In this episode, O’Reilly’s Mary Treseler talks with Ame Elliot, design director at Simply Secure. They discuss designing for security and privacy, noteworthy tools, and the real-world consequences of design.
Here are some highlights:
Designing for usable security and privacy
Privacy and security are tightly interrelated. Privacy, or confidentiality, is one technical goal of security. Other technical goals of security include integrity and non-reputability. As a UX designer, I’m coming at this from a human-centered design perspective. I care about what end users experience, and privacy feels like the quality that people are looking for in an interaction. I would like to see designers working together with some of the fantastically talented cryptographers to make security usable and delightful so that end users can experience privacy. In order to do that, there’s a real need to help users understand that privacy and security aren’t necessarily the same. There can be opportunities for new interactions and new product messages to make it clear to end users who is accessing their data and to what purpose. That could be everything from privacy being a feature that a cloud service company promotes, to a secure system for end-to-end encryption in a messaging application. I would like to see a new class of interfaces that give people confidence and power about how their data is accessed and used.

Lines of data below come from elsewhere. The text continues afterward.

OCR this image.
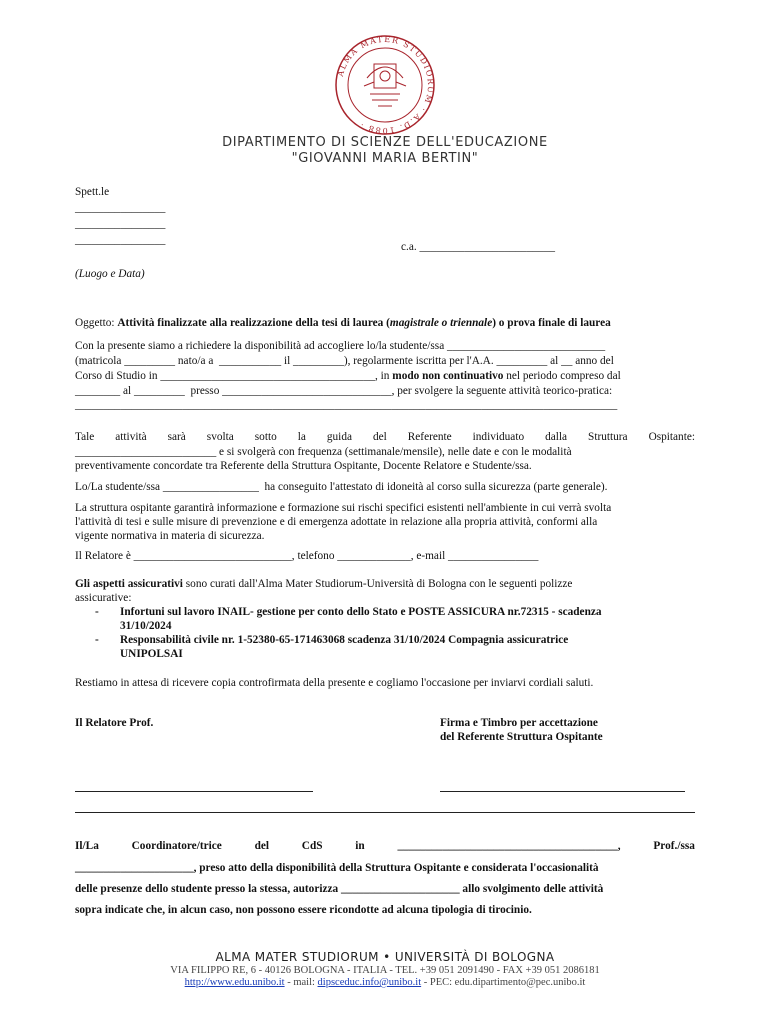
ALMA MATER STUDIORUM · A.D. 1088 ·
DIPARTIMENTO DI SCIENZE DELL'EDUCAZIONE
"GIOVANNI MARIA BERTIN"
Spett.le
________________
________________
________________
c.a. ________________________
(Luogo e Data)
Oggetto: Attività finalizzate alla realizzazione della tesi di laurea (magistrale o triennale) o prova finale di laurea
Con la presente siamo a richiedere la disponibilità ad accogliere lo/la studente/ssa ____________________________
(matricola _________ nato/a a  ___________ il _________), regolarmente iscritta per l'A.A. _________ al __ anno del
Corso di Studio in ______________________________________, in modo non continuativo nel periodo compreso dal
________ al _________  presso ______________________________, per svolgere la seguente attività teorico-pratica:
________________________________________________________________________________________________
Tale attività sarà svolta sotto la guida del Referente individuato dalla Struttura Ospitante:
_________________________ e si svolgerà con frequenza (settimanale/mensile), nelle date e con le modalità
preventivamente concordate tra Referente della Struttura Ospitante, Docente Relatore e Studente/ssa.
Lo/La studente/ssa _________________  ha conseguito l'attestato di idoneità al corso sulla sicurezza (parte generale).
La struttura ospitante garantirà informazione e formazione sui rischi specifici esistenti nell'ambiente in cui verrà svolta
l'attività di tesi e sulle misure di prevenzione e di emergenza adottate in relazione alla propria attività, conformi alla
vigente normativa in materia di sicurezza.
Il Relatore è ____________________________, telefono _____________, e-mail ________________
Gli aspetti assicurativi sono curati dall'Alma Mater Studiorum-Università di Bologna con le seguenti polizze
assicurative:
- Infortuni sul lavoro INAIL- gestione per conto dello Stato e POSTE ASSICURA nr.72315 - scadenza
31/10/2024
- Responsabilità civile nr. 1-52380-65-171463068 scadenza 31/10/2024 Compagnia assicuratrice
UNIPOLSAI
Restiamo in attesa di ricevere copia controfirmata della presente e cogliamo l'occasione per inviarvi cordiali saluti.
Il Relatore Prof.	Firma e Timbro per accettazione
del Referente Struttura Ospitante
Il/La	Coordinatore/trice	del	CdS	in	_______________________________________,	Prof./ssa
_____________________, preso atto della disponibilità della Struttura Ospitante e considerata l'occasionalità
delle presenze dello studente presso la stessa, autorizza _____________________ allo svolgimento delle attività
sopra indicate che, in alcun caso, non possono essere ricondotte ad alcuna tipologia di tirocinio.
ALMA MATER STUDIORUM • UNIVERSITÀ DI BOLOGNA
VIA FILIPPO RE, 6 - 40126 BOLOGNA - ITALIA - TEL. +39 051 2091490 - FAX +39 051 2086181
http://www.edu.unibo.it - mail: dipsceduc.info@unibo.it - PEC: edu.dipartimento@pec.unibo.it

Promising open source options and other tools
Right now at Simply Secure, we’re choosing to partner with open source development efforts. There are a lot of things that are special and exciting about open source. I think designers who take a human-centered approach can benefit by being empathetic with their partners and empathetic toward the other people in their efforts, so it’s not just a matter of how you can understand the needs and priorities of end users, but how you can understand the needs and priorities of the teams that you’re working with so that you can come together toward a common goal.
The Electronic Frontier Foundation has a score card out right now around secure messaging. There are some tools on there that are very rightly being called out and celebrated. For example, the Signal iOS app has been recommend by Laura Poitras, Citizenfour, and The Wall Street Journal. I have a ton of respect for what the Open Whisper Systems team is doing, including integrating into WhatsApp. I’m also just excited about mass market tools. Apple’s iMessage is doing some really interesting things. The hope in using a variety of tools is that we can come up with solutions that are globally inclusive and can give a huge mass of people worldwide the ability to communicate securely and privately.
Design has real-world consequences
I’ve learned a lot from successes in health care and banking, and in transforming previously complex, off-putting, technical, irrelevant information into exciting and actionable information for end users. The thing that unlocked that change was design. I am optimistic about the role design can play in solving similar systematic challenges, like those found in security and privacy. One of the things that really influenced me in my journey toward working on security and privacy was Mike Monteiro’s 2013 Webstock talk, How Designers Destroyed the World. He gave examples of the ways Facebook users can make decisions that have drastic, real-world consequences to people’s lives. That was pretty eye-opening for me and made me think, ‘Hey, these aren’t just pixels on a screen. There are people behind these systems, and where designers are making questionable choices, there can be drastic consequences.’ I think designers do have a responsibility. User experience is critical. Design leadership needs to empower designers so they feel they have a voice and the agency to change the shape of a product and get the right values out in the world.